How long would it take for the Earth to complete a full turn if a person at 32.6° northern geographical latitude floats apparently weightlessly across the room? Use REarth = 6,384 km for the radius of Earth.
To determine how long it would take for the Earth to complete a full turn, we need to calculate the time it would take for a person at 32.6° northern geographical latitude to move across the room.
First, let's calculate the circumference of the Earth at 32.6° northern geographical latitude. The formula for the circumference of a circle is C = 2πr, where C is the circumference and r is the radius.
Given that the radius of the Earth (REarth) is 6,384 km, we can calculate the circumference at 32.6° latitude by using the formula:
C = 2π * REarth * cos(32.6°)
To convert the given latitude from degrees to radians, we need to multiply it by (π/180):
C = 2π * REarth * cos(32.6° * (π/180))
Next, we need to calculate the time it would take for a person to float across the room.

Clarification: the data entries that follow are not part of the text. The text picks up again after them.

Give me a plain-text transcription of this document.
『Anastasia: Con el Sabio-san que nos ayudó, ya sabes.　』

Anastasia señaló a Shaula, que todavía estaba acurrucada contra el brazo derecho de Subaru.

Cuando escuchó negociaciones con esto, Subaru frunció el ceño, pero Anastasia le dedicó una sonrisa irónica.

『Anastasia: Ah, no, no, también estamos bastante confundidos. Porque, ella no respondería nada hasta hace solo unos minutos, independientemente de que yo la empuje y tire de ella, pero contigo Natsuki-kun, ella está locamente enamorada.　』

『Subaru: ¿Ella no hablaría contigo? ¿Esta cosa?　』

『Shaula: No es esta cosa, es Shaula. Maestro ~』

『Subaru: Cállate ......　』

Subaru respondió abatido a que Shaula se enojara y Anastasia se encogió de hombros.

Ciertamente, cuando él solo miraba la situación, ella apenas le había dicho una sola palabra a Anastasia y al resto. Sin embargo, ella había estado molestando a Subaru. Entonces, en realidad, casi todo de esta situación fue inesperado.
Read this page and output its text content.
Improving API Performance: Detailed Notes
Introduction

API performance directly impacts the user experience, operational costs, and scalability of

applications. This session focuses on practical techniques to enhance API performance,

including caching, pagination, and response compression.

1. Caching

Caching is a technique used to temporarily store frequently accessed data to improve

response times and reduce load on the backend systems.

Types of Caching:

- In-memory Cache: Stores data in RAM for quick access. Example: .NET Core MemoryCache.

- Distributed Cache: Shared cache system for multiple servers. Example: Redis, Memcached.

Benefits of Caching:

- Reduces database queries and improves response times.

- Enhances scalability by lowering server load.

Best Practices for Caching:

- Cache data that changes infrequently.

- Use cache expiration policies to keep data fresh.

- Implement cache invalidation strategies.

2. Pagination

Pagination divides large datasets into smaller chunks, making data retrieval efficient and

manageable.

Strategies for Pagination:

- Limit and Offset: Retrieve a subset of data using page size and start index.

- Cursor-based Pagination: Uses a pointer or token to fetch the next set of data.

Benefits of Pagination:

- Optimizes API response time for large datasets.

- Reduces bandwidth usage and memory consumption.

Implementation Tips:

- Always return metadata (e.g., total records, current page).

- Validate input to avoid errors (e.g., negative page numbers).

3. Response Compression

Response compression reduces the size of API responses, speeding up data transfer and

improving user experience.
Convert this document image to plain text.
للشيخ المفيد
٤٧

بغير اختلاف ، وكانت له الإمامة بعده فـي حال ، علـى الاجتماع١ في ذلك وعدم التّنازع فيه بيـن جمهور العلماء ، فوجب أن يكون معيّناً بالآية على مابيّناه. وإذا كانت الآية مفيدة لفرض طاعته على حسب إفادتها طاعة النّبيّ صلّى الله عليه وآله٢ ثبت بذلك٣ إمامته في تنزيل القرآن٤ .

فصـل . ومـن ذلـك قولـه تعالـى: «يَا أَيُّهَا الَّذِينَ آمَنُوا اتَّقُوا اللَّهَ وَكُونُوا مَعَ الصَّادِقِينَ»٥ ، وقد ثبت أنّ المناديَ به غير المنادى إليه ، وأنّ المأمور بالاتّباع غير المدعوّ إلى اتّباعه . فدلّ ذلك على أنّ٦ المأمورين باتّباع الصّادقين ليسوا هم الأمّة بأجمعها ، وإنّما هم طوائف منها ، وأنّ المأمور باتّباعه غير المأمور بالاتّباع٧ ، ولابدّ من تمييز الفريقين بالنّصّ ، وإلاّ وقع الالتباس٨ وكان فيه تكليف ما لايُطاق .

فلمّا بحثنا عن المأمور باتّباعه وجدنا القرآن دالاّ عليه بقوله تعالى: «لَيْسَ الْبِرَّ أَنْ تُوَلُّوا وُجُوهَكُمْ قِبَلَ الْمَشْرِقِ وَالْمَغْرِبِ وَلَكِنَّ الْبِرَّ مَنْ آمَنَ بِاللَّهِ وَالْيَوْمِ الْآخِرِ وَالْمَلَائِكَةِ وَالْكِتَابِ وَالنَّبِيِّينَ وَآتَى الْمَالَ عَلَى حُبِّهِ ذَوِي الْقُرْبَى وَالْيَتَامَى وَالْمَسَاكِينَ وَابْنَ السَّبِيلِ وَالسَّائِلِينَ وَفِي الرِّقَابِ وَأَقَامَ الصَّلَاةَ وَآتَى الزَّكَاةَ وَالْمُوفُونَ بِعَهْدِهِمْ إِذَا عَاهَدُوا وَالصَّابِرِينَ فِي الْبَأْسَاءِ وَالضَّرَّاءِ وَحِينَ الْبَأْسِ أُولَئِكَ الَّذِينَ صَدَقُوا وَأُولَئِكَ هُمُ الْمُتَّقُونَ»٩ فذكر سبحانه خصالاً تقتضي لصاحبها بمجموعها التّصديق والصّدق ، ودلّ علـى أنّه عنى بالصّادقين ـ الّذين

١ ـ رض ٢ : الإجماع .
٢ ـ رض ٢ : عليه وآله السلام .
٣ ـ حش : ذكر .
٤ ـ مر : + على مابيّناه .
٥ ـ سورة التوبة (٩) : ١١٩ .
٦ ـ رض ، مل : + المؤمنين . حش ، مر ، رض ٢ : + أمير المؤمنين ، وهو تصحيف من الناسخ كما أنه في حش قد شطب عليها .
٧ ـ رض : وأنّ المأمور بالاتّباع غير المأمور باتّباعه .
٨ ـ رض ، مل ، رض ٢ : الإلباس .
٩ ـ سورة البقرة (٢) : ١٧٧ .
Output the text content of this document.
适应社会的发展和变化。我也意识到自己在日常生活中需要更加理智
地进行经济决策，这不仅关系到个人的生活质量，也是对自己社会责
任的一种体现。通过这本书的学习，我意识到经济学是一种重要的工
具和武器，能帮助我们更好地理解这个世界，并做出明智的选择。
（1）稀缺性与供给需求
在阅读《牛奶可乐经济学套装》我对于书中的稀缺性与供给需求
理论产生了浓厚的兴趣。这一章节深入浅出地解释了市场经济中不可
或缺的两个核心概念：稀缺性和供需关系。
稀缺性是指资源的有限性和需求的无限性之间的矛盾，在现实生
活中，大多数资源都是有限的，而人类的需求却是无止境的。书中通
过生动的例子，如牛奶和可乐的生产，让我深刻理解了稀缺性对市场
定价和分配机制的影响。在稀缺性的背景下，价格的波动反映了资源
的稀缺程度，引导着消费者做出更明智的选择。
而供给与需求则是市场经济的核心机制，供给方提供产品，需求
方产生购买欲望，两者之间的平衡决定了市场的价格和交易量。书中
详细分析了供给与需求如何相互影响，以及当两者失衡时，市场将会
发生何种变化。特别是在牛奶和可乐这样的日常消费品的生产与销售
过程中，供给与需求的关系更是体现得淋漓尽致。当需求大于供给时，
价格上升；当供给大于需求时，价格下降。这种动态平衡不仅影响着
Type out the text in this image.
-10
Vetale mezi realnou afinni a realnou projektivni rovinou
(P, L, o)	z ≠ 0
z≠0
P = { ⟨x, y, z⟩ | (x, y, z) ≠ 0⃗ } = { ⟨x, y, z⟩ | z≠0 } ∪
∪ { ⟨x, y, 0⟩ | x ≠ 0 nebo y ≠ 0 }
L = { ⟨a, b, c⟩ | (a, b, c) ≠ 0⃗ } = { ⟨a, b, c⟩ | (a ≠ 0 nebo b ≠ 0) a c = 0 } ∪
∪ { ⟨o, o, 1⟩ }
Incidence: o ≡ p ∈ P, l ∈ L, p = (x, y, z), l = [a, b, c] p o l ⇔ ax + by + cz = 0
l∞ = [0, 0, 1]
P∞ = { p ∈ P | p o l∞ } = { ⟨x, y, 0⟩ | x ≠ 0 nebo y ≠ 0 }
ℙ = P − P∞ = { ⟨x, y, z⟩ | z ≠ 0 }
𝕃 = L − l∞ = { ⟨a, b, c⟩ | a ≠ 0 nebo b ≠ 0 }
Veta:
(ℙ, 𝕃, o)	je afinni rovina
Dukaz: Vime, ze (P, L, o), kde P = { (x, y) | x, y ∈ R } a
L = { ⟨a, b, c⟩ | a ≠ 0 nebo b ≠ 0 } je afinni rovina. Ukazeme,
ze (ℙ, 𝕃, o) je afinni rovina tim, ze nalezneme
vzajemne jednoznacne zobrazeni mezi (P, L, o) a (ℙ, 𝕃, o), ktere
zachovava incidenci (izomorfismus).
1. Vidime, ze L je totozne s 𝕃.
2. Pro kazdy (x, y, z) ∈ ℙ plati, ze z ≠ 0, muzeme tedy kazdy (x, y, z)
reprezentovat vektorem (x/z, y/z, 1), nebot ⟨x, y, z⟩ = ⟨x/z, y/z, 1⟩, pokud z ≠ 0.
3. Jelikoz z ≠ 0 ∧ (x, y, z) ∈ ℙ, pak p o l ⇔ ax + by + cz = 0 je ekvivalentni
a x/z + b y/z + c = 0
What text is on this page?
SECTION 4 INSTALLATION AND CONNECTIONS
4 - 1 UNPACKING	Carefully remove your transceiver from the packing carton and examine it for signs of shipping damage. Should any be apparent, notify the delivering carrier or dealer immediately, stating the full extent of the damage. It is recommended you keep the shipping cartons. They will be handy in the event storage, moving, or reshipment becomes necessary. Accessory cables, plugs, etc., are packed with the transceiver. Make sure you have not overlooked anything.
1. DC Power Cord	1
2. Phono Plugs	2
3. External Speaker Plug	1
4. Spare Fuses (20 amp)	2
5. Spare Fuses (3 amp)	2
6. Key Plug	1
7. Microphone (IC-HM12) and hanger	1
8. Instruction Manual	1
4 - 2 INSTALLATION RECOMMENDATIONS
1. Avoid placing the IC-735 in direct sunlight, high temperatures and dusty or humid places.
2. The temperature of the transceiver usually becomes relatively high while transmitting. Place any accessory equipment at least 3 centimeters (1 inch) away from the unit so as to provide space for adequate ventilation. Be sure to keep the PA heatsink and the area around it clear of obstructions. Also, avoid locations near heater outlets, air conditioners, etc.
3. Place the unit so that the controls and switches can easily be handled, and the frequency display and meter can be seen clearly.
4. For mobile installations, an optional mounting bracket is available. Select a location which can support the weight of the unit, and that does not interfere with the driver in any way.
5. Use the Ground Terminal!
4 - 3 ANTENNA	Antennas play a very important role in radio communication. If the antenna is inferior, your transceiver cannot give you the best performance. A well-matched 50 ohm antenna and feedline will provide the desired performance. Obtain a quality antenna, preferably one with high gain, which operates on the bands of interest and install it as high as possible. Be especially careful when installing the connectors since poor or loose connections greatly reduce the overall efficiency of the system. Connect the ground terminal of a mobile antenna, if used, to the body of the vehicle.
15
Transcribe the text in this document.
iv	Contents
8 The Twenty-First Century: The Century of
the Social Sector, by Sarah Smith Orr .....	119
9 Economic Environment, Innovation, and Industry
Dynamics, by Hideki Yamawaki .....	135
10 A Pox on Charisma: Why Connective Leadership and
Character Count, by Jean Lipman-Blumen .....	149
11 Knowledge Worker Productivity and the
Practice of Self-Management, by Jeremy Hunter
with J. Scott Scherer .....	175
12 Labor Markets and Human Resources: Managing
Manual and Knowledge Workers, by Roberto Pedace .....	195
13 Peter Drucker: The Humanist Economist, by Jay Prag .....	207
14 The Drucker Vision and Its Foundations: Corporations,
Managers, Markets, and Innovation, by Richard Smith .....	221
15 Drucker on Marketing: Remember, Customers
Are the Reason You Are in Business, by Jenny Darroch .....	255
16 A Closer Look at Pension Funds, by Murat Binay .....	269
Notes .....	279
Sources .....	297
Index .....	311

However, we don't have this information in the question, so we cannot provide an exact answer. The time it takes for a person to float across the room depends on various factors such as the size of the room, the speed of floating, and any external forces acting on the person.
If you have the specific distance or time the person takes to float across the room, you can divide the circumference by the distance or time to calculate the number of full turns the Earth would complete. For example, if the person takes 10 seconds to float across the room, you would divide the circumference by 10 to determine the number of full turns.
Without the specific information, we cannot provide an exact answer to how long it would take for the Earth to complete a full turn.